The annual convention by BIO, the Biotechnology Industry Organization, was attended by about 20,000 people from entrepreneurial companies, large businesses, state and regional biotech associations, research centers, service providers and many biotech organizations representing countries around the world.
During a keynote address, Gov. Arnold Schwarzenegger lauded California’s leadership in biotechnology research and business in disease treatment, food production and biology-based fuels that he said will eventually result in “a carbon-free world.” The governor reminded the international audience of California’s leadership in regenerative medicine from Proposition 71, the $3 billion state initiative to fund and advance stem cell research to create breakthrough cures.
Experts connected to UC San Diego at the convention focused on the next-generation of biofuels beyond crop-based ethanol. Acknowledging that biofuels from food crops are both driving up the cost of food and creating greenhouse gas problems of their own, they highlighted advances in biofuels from algae and other non-food biomass.
About 20,000 attended the convention.
Renowned geneticist and UC San Diego alum J. Craig Venter spoke in his luncheon keynote address about how his early successes in genomics are now leading to breakthroughs in advanced biofuels through the tools and techniques of synthetic genomic research. He amplified those comments the next day in an opinion article in the San Diego Union-Tribune, where he wrote that “synthetic genomic advances offer seemingly limitless opportunity” to wean ourselves away from dependence on fossil fuels. Venter is working on advancements that use metabolic engineering and synthetic genomics to create next-generation biofuels from sugar and even carbon dioxide.
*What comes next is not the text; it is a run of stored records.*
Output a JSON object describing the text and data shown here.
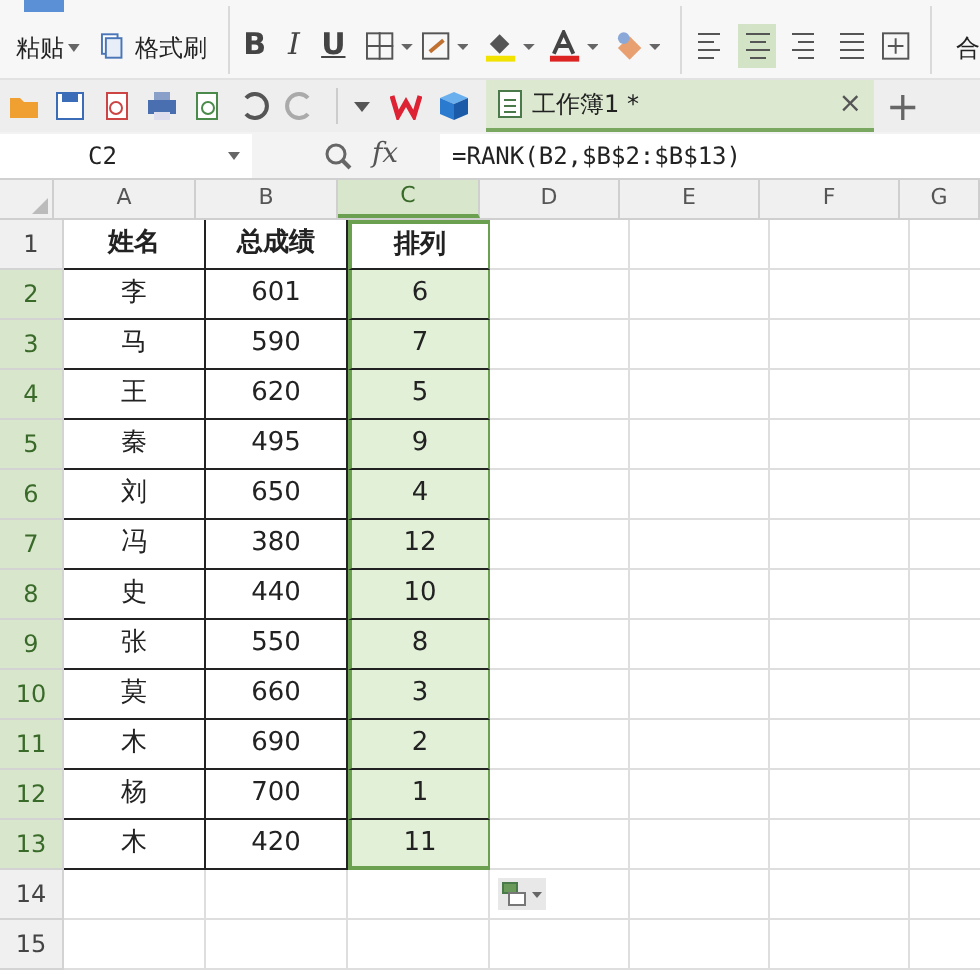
{
  "ribbon": {
    "paste_label": "粘贴",
    "format_painter_label": "格式刷",
    "font_buttons": [
      {
        "label": "B",
        "kind": "bold"
      },
      {
        "label": "I",
        "kind": "italic"
      },
      {
        "label": "U",
        "kind": "underline"
      }
    ],
    "align_buttons": [
      {
        "selected": false
      },
      {
        "selected": true
      },
      {
        "selected": false
      },
      {
        "selected": false
      }
    ],
    "cut_label": "合"
  },
  "tab": {
    "title": "工作簿1 *",
    "close": "×",
    "new_tab": "+"
  },
  "formula_bar": {
    "name_box": "C2",
    "fx": "fx",
    "formula": "=RANK(B2,$B$2:$B$13)"
  },
  "columns": [
    {
      "label": "A",
      "selected": false
    },
    {
      "label": "B",
      "selected": false
    },
    {
      "label": "C",
      "selected": true
    },
    {
      "label": "D",
      "selected": false
    },
    {
      "label": "E",
      "selected": false
    },
    {
      "label": "F",
      "selected": false
    },
    {
      "label": "G",
      "selected": false
    }
  ],
  "rows": [
    {
      "number": "1",
      "selected": false,
      "cells": [
        "姓名",
        "总成绩",
        "排列"
      ]
    },
    {
      "number": "2",
      "selected": true,
      "cells": [
        "李",
        "601",
        "6"
      ]
    },
    {
      "number": "3",
      "selected": true,
      "cells": [
        "马",
        "590",
        "7"
      ]
    },
    {
      "number": "4",
      "selected": true,
      "cells": [
        "王",
        "620",
        "5"
      ]
    },
    {
      "number": "5",
      "selected": true,
      "cells": [
        "秦",
        "495",
        "9"
      ]
    },
    {
      "number": "6",
      "selected": true,
      "cells": [
        "刘",
        "650",
        "4"
      ]
    },
    {
      "number": "7",
      "selected": true,
      "cells": [
        "冯",
        "380",
        "12"
      ]
    },
    {
      "number": "8",
      "selected": true,
      "cells": [
        "史",
        "440",
        "10"
      ]
    },
    {
      "number": "9",
      "selected": true,
      "cells": [
        "张",
        "550",
        "8"
      ]
    },
    {
      "number": "10",
      "selected": true,
      "cells": [
        "莫",
        "660",
        "3"
      ]
    },
    {
      "number": "11",
      "selected": true,
      "cells": [
        "木",
        "690",
        "2"
      ]
    },
    {
      "number": "12",
      "selected": true,
      "cells": [
        "杨",
        "700",
        "1"
      ]
    },
    {
      "number": "13",
      "selected": true,
      "cells": [
        "木",
        "420",
        "11"
      ]
    },
    {
      "number": "14",
      "selected": false,
      "cells": []
    },
    {
      "number": "15",
      "selected": false,
      "cells": []
    }
  ]
}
The intense interest in the next-generation of biofuels was on display at a breakout session moderated by Professor B. Greg Mitchell, a research biologist at Scripps Institution of Oceanography at UC San Diego. Mitchell’s session on algae biofuels, held on the first morning of the convention, was attended by more than 300 people. It was standing-room-only as participants lined the walls of the room, while others were turned away at the door once the room was full.
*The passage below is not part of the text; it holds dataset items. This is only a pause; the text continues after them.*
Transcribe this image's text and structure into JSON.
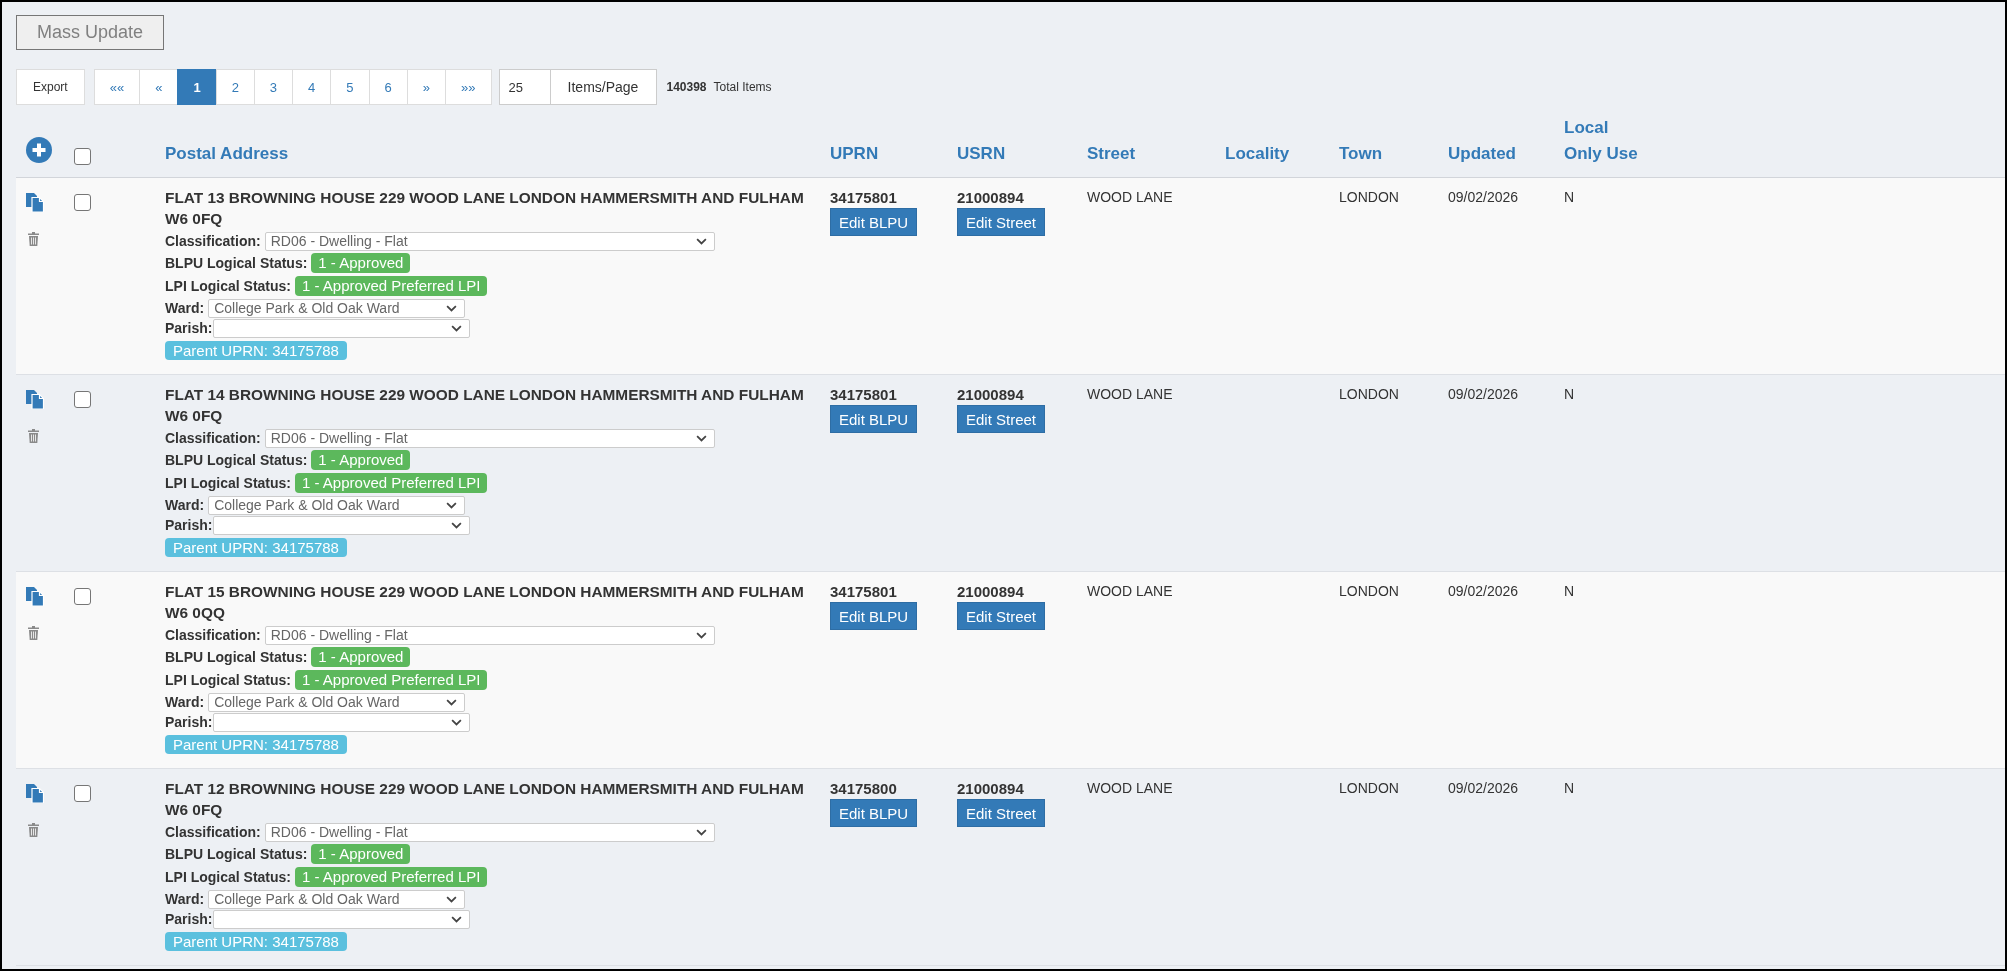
{
  "toolbar": {
    "mass_update": {
      "label": "Mass Update",
      "disabled": true
    },
    "export": "Export"
  },
  "pagination": {
    "pages": [
      {
        "label": "««",
        "selected": false
      },
      {
        "label": "«",
        "selected": false
      },
      {
        "label": "1",
        "selected": true
      },
      {
        "label": "2",
        "selected": false
      },
      {
        "label": "3",
        "selected": false
      },
      {
        "label": "4",
        "selected": false
      },
      {
        "label": "5",
        "selected": false
      },
      {
        "label": "6",
        "selected": false
      },
      {
        "label": "»",
        "selected": false
      },
      {
        "label": "»»",
        "selected": false
      }
    ]
  },
  "page_size": {
    "value": "25",
    "button": "Items/Page"
  },
  "total": {
    "count": "140398",
    "label": "Total Items"
  },
  "table": {
    "select_all": {
      "checked": false
    },
    "columns": [
      "Postal Address",
      "UPRN",
      "USRN",
      "Street",
      "Locality",
      "Town",
      "Updated",
      "Local Only Use"
    ],
    "rows": [
      {
        "checked": false,
        "address": "FLAT 13 BROWNING HOUSE 229 WOOD LANE LONDON HAMMERSMITH AND FULHAM W6 0FQ",
        "classification": {
          "label": "Classification:",
          "value": "RD06 - Dwelling - Flat"
        },
        "blpu_status": {
          "label": "BLPU Logical Status:",
          "value": "1 - Approved"
        },
        "lpi_status": {
          "label": "LPI Logical Status:",
          "value": "1 - Approved Preferred LPI"
        },
        "ward": {
          "label": "Ward:",
          "value": "College Park & Old Oak Ward"
        },
        "parish": {
          "label": "Parish:"
        },
        "parent_uprn": "Parent UPRN: 34175788",
        "uprn": "34175801",
        "edit_blpu": "Edit BLPU",
        "usrn": "21000894",
        "edit_street": "Edit Street",
        "street": "WOOD LANE",
        "town": "LONDON",
        "updated": "09/02/2026",
        "local_only_use": "N"
      },
      {
        "checked": false,
        "address": "FLAT 14 BROWNING HOUSE 229 WOOD LANE LONDON HAMMERSMITH AND FULHAM W6 0FQ",
        "classification": {
          "label": "Classification:",
          "value": "RD06 - Dwelling - Flat"
        },
        "blpu_status": {
          "label": "BLPU Logical Status:",
          "value": "1 - Approved"
        },
        "lpi_status": {
          "label": "LPI Logical Status:",
          "value": "1 - Approved Preferred LPI"
        },
        "ward": {
          "label": "Ward:",
          "value": "College Park & Old Oak Ward"
        },
        "parish": {
          "label": "Parish:"
        },
        "parent_uprn": "Parent UPRN: 34175788",
        "uprn": "34175801",
        "edit_blpu": "Edit BLPU",
        "usrn": "21000894",
        "edit_street": "Edit Street",
        "street": "WOOD LANE",
        "town": "LONDON",
        "updated": "09/02/2026",
        "local_only_use": "N"
      },
      {
        "checked": false,
        "address": "FLAT 15 BROWNING HOUSE 229 WOOD LANE LONDON HAMMERSMITH AND FULHAM W6 0QQ",
        "classification": {
          "label": "Classification:",
          "value": "RD06 - Dwelling - Flat"
        },
        "blpu_status": {
          "label": "BLPU Logical Status:",
          "value": "1 - Approved"
        },
        "lpi_status": {
          "label": "LPI Logical Status:",
          "value": "1 - Approved Preferred LPI"
        },
        "ward": {
          "label": "Ward:",
          "value": "College Park & Old Oak Ward"
        },
        "parish": {
          "label": "Parish:"
        },
        "parent_uprn": "Parent UPRN: 34175788",
        "uprn": "34175801",
        "edit_blpu": "Edit BLPU",
        "usrn": "21000894",
        "edit_street": "Edit Street",
        "street": "WOOD LANE",
        "town": "LONDON",
        "updated": "09/02/2026",
        "local_only_use": "N"
      },
      {
        "checked": false,
        "address": "FLAT 12 BROWNING HOUSE 229 WOOD LANE LONDON HAMMERSMITH AND FULHAM W6 0FQ",
        "classification": {
          "label": "Classification:",
          "value": "RD06 - Dwelling - Flat"
        },
        "blpu_status": {
          "label": "BLPU Logical Status:",
          "value": "1 - Approved"
        },
        "lpi_status": {
          "label": "LPI Logical Status:",
          "value": "1 - Approved Preferred LPI"
        },
        "ward": {
          "label": "Ward:",
          "value": "College Park & Old Oak Ward"
        },
        "parish": {
          "label": "Parish:"
        },
        "parent_uprn": "Parent UPRN: 34175788",
        "uprn": "34175800",
        "edit_blpu": "Edit BLPU",
        "usrn": "21000894",
        "edit_street": "Edit Street",
        "street": "WOOD LANE",
        "town": "LONDON",
        "updated": "09/02/2026",
        "local_only_use": "N"
      }
    ]
  }
}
The panel of researchers and business leaders discussed how creating fuel from what they playfully called “pond scum” has caught the attention not only of scientists but also of venture capitalists, entrepreneurs and even oil companies.
Panelists discussed how algae can be grown on non-arable land and won’t compete with the production of food crops. And, algae can be grown with salt water or brackish water so that it won’t use up fresh water resources. Algae also yield up to 10 times the biomass of land plants; so for fuel purposes, a greater amount of biomass can be produced on less land than crops.
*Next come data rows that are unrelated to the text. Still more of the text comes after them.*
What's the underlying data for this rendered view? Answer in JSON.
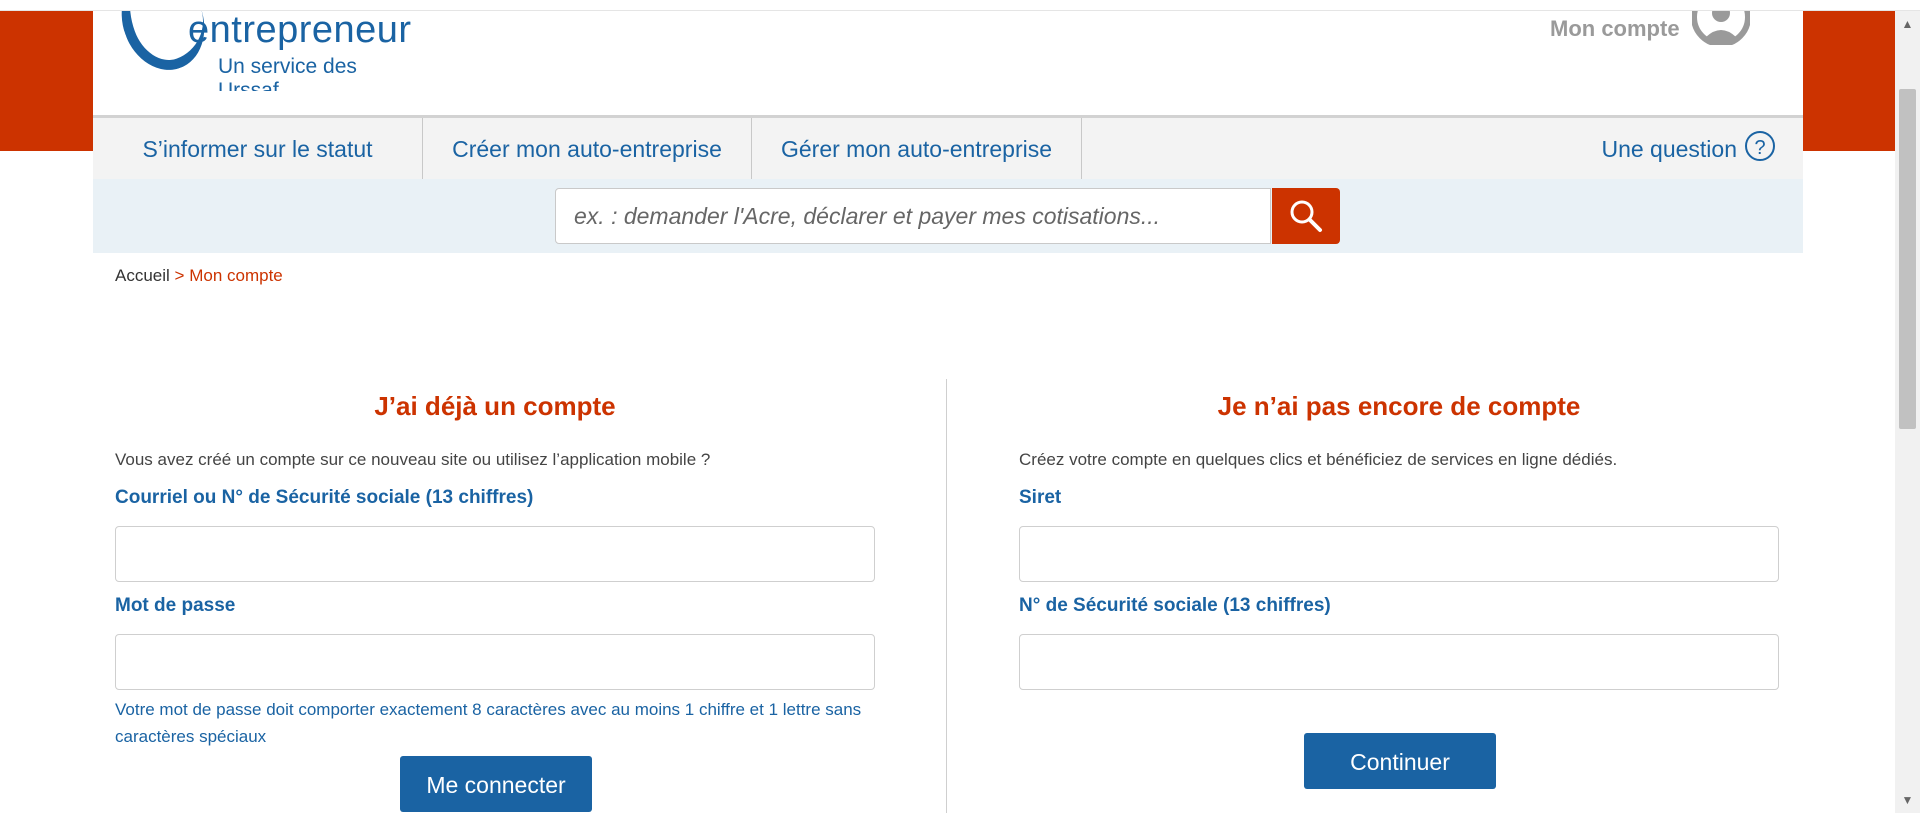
{
  "header": {
    "logo_text": "entrepreneur",
    "logo_subtitle": "Un service des Urssaf",
    "account_label": "Mon compte",
    "account_icon": "user-icon"
  },
  "nav": {
    "items": [
      {
        "label": "S’informer sur le statut"
      },
      {
        "label": "Créer mon auto-entreprise"
      },
      {
        "label": "Gérer mon auto-entreprise"
      }
    ],
    "question_label": "Une question",
    "question_icon": "help-circle-icon"
  },
  "search": {
    "placeholder": "ex. : demander l'Acre, déclarer et payer mes cotisations...",
    "value": "",
    "button_icon": "search-icon"
  },
  "breadcrumb": {
    "home": "Accueil",
    "separator": ">",
    "current": "Mon compte"
  },
  "login": {
    "title": "J’ai déjà un compte",
    "description": "Vous avez créé un compte sur ce nouveau site ou utilisez l’application mobile ?",
    "email_label": "Courriel ou N° de Sécurité sociale (13 chiffres)",
    "email_value": "",
    "password_label": "Mot de passe",
    "password_value": "",
    "password_hint": "Votre mot de passe doit comporter exactement 8 caractères avec au moins 1 chiffre et 1 lettre sans caractères spéciaux",
    "submit_label": "Me connecter"
  },
  "register": {
    "title": "Je n’ai pas encore de compte",
    "description": "Créez votre compte en quelques clics et bénéficiez de services en ligne dédiés.",
    "siret_label": "Siret",
    "siret_value": "",
    "ssn_label": "N° de Sécurité sociale (13 chiffres)",
    "ssn_value": "",
    "submit_label": "Continuer"
  },
  "colors": {
    "brand_red": "#cc3300",
    "brand_blue": "#1a63a3",
    "search_band": "#e9f1f6"
  }
}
UCSD scientists gave several talks during last week's BIO 2008 convention in San Diego.
Mitchell and other panelists were careful to point out that while algae-based fuel can be produced today, it’s not yet commercially viable. Much more investment is needed in basic science and engineering to complete the development of products and the economies of scale in production to refine and distribute algae fuel. All panelists—along with Venter, the geneticist —stressed the need for increased funding for research on next-generation biofuels as a critical need to advance this important solution to climate change and growing global energy problems.
Another well-attended session highlighted the progress of California’s Proposition 71, the California Stem Cell Initiative. Panelists included Larry Goldstein, director of the UC San Diego Stem Cell Program and a professor in the department of cellular and molecular medicine, and Alan Trounson, president of the California Institute for Regenerative Medicine (CIRM), along with several business and research leaders. Panelists discussed how Prop. 71 has advanced basic research into disease treatment and also helped create new stem-cell companies and expand the state’s burgeoning biotech industry.
In May, CIRM granted $43 million to the San Diego Consortium for Regenerative Medicine to build a center dedicated to stem cell research on the Torrey Pines Mesa. CIRM includes UC San Diego, the Burnham Institute for Medical Research, the Salk Institute for Biological Studies and The Scripps Research Institute. The consortium's planned four-story building will house about 71,300 square feet dedicated to stem cell research, including laboratories and office space. In all, 21 research teams from the four participating institutions will work in the new facility, which will be ready by July 2010.